Несмотря на все многообразие снимков, вы никогда не знаете, какой окажется операция, пока не приступите к ней.
В восемь утра на пятый день после операции мне позвонила Эмили. «Джош, привет! Похоже, у Синди в дренажной трубке желчь», – сказала она. Черт. У меня упало сердце. Каждый раз, когда у пациента что-то идет не так, я испытываю это ужасное чувство, похожее на смесь вины, нервозности и депрессии. Желчь – плохой знак. Она, должно быть, сочилась из того места, где мы сшили желчный проток. Два конца протока нормально выглядели в операционной, но из-за нестабильного состояния пациентки и, возможно, из-за низкого кровяного давления они разошлись. Плохой приток крови мог замедлить заживление.
Стоя под душем, я представил себе операцию, которую придется сделать: скорее всего, это будет гепатикоеюностомия[22] по Ру. Иными словами, мы разделим тонкую кишку, поднимем один ее конец к желчному протоку, пришьем проток к кишке, а затем второй конец снова присоединим к кишечнику, чтобы все выглядело как буква Y.
Теперь меня одолевало чувство вины. У вас есть только один шанс провести успешную операцию на пациенте в тяжелом состоянии, особенно если он находится на иммунодепрессантах[23]. При появлении осложнений вам приходится сдавать назад.
Каждый раз, когда у пациента что-то идет не так, я испытываю ужасное чувство, похожее на смесь вины, нервозности и депрессии.
Я предвидел, что Синди проведет в больнице долгие месяцы, будет жить с трубками в теле, открытой раной, принимать горы антибиотиков, возможно, будет мучиться от грибковой инфекции в животе, от инфекции на месте установки капельниц, тромбоза глубоких вен и, быть может, ее почки никогда не начнут работать нормально. Приятные мысли, нечего сказать.
Я приехал в больницу и тотчас же направился в отделение интенсивной терапии. Дренаж Синди выглядел дерьмово. Я не имею в виду, что он выглядел плохо. Нет, он выглядел и пах как дерьмо. Я не до конца понимал, где именно облажался, но все время думал, мог ли какой-нибудь другой хирург этого избежать. Эмили подготовила операционную, и мы увезли туда Синди. Я страшно волновался до тех пор, пока не оказался перед операционным столом. Когда хирург сталкивается с осложнениями, он мечтает их устранить. И любое ожидание мучительно. Иногда кажется, что вокруг одни препятствия: незаполненные документы, неготовые анализы, нехватка персонала.
Есть всего один шанс провести успешную операцию на пациенте в тяжелом состоянии.

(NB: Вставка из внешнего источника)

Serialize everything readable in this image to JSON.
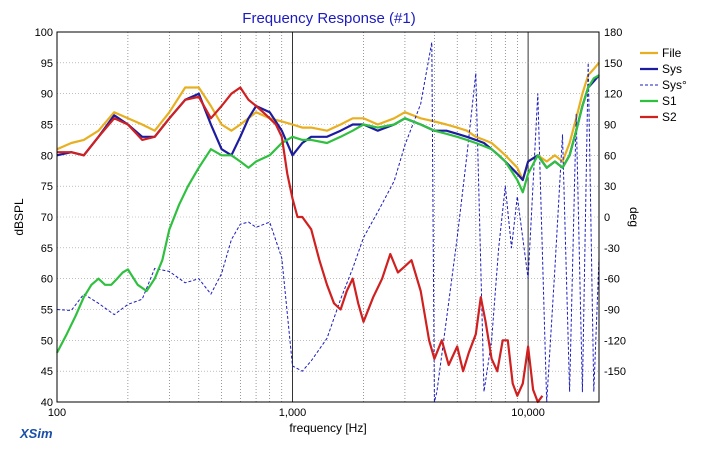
{
  "chart_data": {
    "type": "line",
    "title": "Frequency Response (#1)",
    "xlabel": "frequency [Hz]",
    "ylabel_left": "dBSPL",
    "ylabel_right": "deg",
    "brand": "XSim",
    "x_scale": "log",
    "xlim": [
      100,
      20000
    ],
    "ylim_left": [
      40,
      100
    ],
    "ylim_right": [
      -180,
      180
    ],
    "x_tick_labels": [
      {
        "value": 100,
        "label": "100"
      },
      {
        "value": 1000,
        "label": "1,000"
      },
      {
        "value": 10000,
        "label": "10,000"
      }
    ],
    "y_left_ticks": [
      40,
      45,
      50,
      55,
      60,
      65,
      70,
      75,
      80,
      85,
      90,
      95,
      100
    ],
    "y_right_ticks": [
      -150,
      -120,
      -90,
      -60,
      -30,
      0,
      30,
      60,
      90,
      120,
      150,
      180
    ],
    "grid": true,
    "legend_position": "right",
    "series": [
      {
        "name": "File",
        "color": "#e8b020",
        "style": "solid",
        "axis": "left",
        "x": [
          100,
          115,
          130,
          150,
          175,
          200,
          230,
          260,
          300,
          350,
          400,
          450,
          500,
          550,
          600,
          650,
          700,
          800,
          900,
          1000,
          1100,
          1200,
          1400,
          1600,
          1800,
          2000,
          2300,
          2700,
          3000,
          3500,
          4000,
          4500,
          5000,
          5500,
          6000,
          6500,
          7000,
          7500,
          8000,
          9000,
          9500,
          10000,
          11000,
          12000,
          13000,
          14000,
          15000,
          16000,
          17000,
          18000,
          19000,
          20000
        ],
        "y": [
          81,
          82,
          82.5,
          84,
          87,
          86,
          85,
          84,
          87,
          91,
          91,
          88,
          85,
          84,
          85,
          86,
          87,
          86,
          85.5,
          85,
          84.5,
          84.5,
          84,
          85,
          86,
          86,
          85,
          86,
          87,
          86,
          85.5,
          85,
          84.5,
          84,
          83,
          82.5,
          82,
          81,
          80,
          78,
          76,
          79,
          80,
          79,
          80,
          79,
          82,
          86,
          90,
          93,
          94,
          95
        ]
      },
      {
        "name": "Sys",
        "color": "#1c1ca0",
        "style": "solid",
        "axis": "left",
        "x": [
          100,
          115,
          130,
          150,
          175,
          200,
          230,
          260,
          300,
          350,
          400,
          450,
          500,
          550,
          600,
          650,
          700,
          800,
          900,
          1000,
          1100,
          1200,
          1400,
          1600,
          1800,
          2000,
          2300,
          2700,
          3000,
          3500,
          4000,
          4500,
          5000,
          5500,
          6000,
          6500,
          7000,
          7500,
          8000,
          9000,
          9500,
          10000,
          11000,
          12000,
          13000,
          14000,
          15000,
          16000,
          17000,
          18000,
          19000,
          20000
        ],
        "y": [
          80,
          80.5,
          80,
          83,
          86.5,
          85,
          83,
          83,
          86,
          89,
          90,
          85,
          81,
          80,
          83,
          86,
          88,
          87,
          84,
          80,
          82,
          83,
          83,
          84,
          85,
          85,
          84,
          85,
          86,
          85,
          84,
          84,
          83.5,
          83,
          82.5,
          82,
          81,
          80,
          79,
          77,
          76,
          79,
          80,
          78,
          79,
          78,
          80,
          84,
          88,
          91,
          92,
          93
        ]
      },
      {
        "name": "Sys°",
        "color": "#1c1cbe",
        "style": "dashed",
        "axis": "right",
        "x": [
          100,
          115,
          130,
          150,
          175,
          200,
          230,
          260,
          300,
          350,
          400,
          450,
          500,
          550,
          600,
          650,
          700,
          800,
          900,
          1000,
          1100,
          1200,
          1400,
          1600,
          1800,
          2000,
          2300,
          2700,
          3000,
          3500,
          3900,
          4000,
          4100,
          4500,
          5000,
          5500,
          6000,
          6500,
          7000,
          7500,
          8000,
          8500,
          9000,
          10000,
          11000,
          12000,
          13000,
          14000,
          15000,
          16000,
          17000,
          18000,
          19000,
          20000
        ],
        "y": [
          -90,
          -91,
          -75,
          -84,
          -95,
          -85,
          -80,
          -50,
          -53,
          -64,
          -60,
          -75,
          -55,
          -22,
          -7,
          -5,
          -10,
          -5,
          -40,
          -145,
          -150,
          -140,
          -118,
          -80,
          -50,
          -20,
          5,
          35,
          70,
          110,
          170,
          -180,
          -170,
          -100,
          -20,
          60,
          140,
          -170,
          -120,
          -30,
          30,
          -30,
          20,
          -60,
          120,
          -180,
          -50,
          80,
          -170,
          100,
          -170,
          150,
          -170,
          -40
        ]
      },
      {
        "name": "S1",
        "color": "#30c040",
        "style": "solid",
        "axis": "left",
        "x": [
          100,
          110,
          120,
          130,
          140,
          150,
          160,
          170,
          180,
          190,
          200,
          220,
          240,
          260,
          280,
          300,
          330,
          360,
          400,
          450,
          500,
          550,
          600,
          650,
          700,
          800,
          900,
          1000,
          1100,
          1200,
          1400,
          1600,
          1800,
          2000,
          2300,
          2700,
          3000,
          3500,
          4000,
          4500,
          5000,
          5500,
          6000,
          6500,
          7000,
          7500,
          8000,
          9000,
          9500,
          10000,
          11000,
          12000,
          13000,
          14000,
          15000,
          16000,
          17000,
          18000,
          19000,
          20000
        ],
        "y": [
          48,
          51,
          54,
          57,
          59,
          60,
          59,
          59,
          60,
          61,
          61.5,
          59,
          58,
          60,
          63,
          68,
          72,
          75,
          78,
          81,
          80,
          80,
          79,
          78,
          79,
          80,
          82,
          83,
          82.5,
          82.5,
          82,
          83,
          84,
          85,
          84.5,
          85,
          86,
          85,
          84,
          83.5,
          83,
          82.5,
          82,
          81.5,
          81,
          80,
          79,
          76,
          74,
          77,
          80,
          78,
          79,
          78,
          80,
          84,
          88,
          91,
          92.5,
          93
        ]
      },
      {
        "name": "S2",
        "color": "#d02020",
        "style": "solid",
        "axis": "left",
        "x": [
          100,
          115,
          130,
          150,
          175,
          200,
          230,
          260,
          300,
          350,
          400,
          450,
          500,
          550,
          600,
          650,
          700,
          750,
          800,
          850,
          900,
          950,
          1000,
          1050,
          1100,
          1200,
          1300,
          1400,
          1500,
          1600,
          1700,
          1800,
          1900,
          2000,
          2200,
          2400,
          2600,
          2800,
          3000,
          3200,
          3500,
          3800,
          4000,
          4300,
          4600,
          5000,
          5300,
          5600,
          6000,
          6300,
          6600,
          7000,
          7400,
          7800,
          8200,
          8600,
          9000,
          9500,
          10000,
          10500,
          11000,
          11500
        ],
        "y": [
          80.5,
          80.5,
          80,
          83,
          86,
          85,
          82.5,
          83,
          86,
          89,
          89.5,
          86,
          88,
          90,
          91,
          89,
          88,
          87,
          86,
          85,
          83,
          77,
          73,
          70,
          70,
          68,
          63,
          59,
          56,
          55,
          58,
          60,
          56,
          53,
          57,
          60,
          64,
          61,
          62,
          63,
          58,
          50,
          47,
          50,
          46,
          49,
          45,
          48,
          51,
          57,
          53,
          47,
          45,
          50,
          50,
          43,
          41,
          43,
          49,
          42,
          40,
          41
        ]
      }
    ]
  }
}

Мы вскрыли Синди и вычистили литр каловых масс. Мы увидели, что печень выглядит прекрасно (не считая каловых пятен), кровеносные сосуды и желчный проток тоже были в порядке. Произведя детальный осмотр, мы обнаружили большое отверстие в кишечнике. Я понятия не имел, из-за чего оно образовалось. Может, виной всему был ретрактор, а возможно, оно появилось из-за низкого кровяного давления и высоких доз стероидов. Вина была не моя, но разве это имело какое-то значение?
Мы с Эмили удалили восходящую ободочную кишку, сделали пациентке концевую илеостомию[24] и сформировали из слизистой оболочки кишки длинную фистулу[25], которая должна была оставаться в течение всего следующего года. Иными словами, мы протащили конец подвздошной кишки через брюшную стенку, чтобы каловые массы Синди поступали прямо в калоприемник, и сформировали двуствольную стому[26], чтобы каловые массы не могли просочиться в брюшную полость. После той операции последовало довольно тяжелое восстановление: Синди оставалась в больнице три месяца и жила с зияющим отверстием в брюшной стенке. Однако ей все же стало лучше, и она отправилась домой. Со временем мы восстановили ее кишечник, чтобы процесс дефекации у нее снова проходил как у всех остальных людей.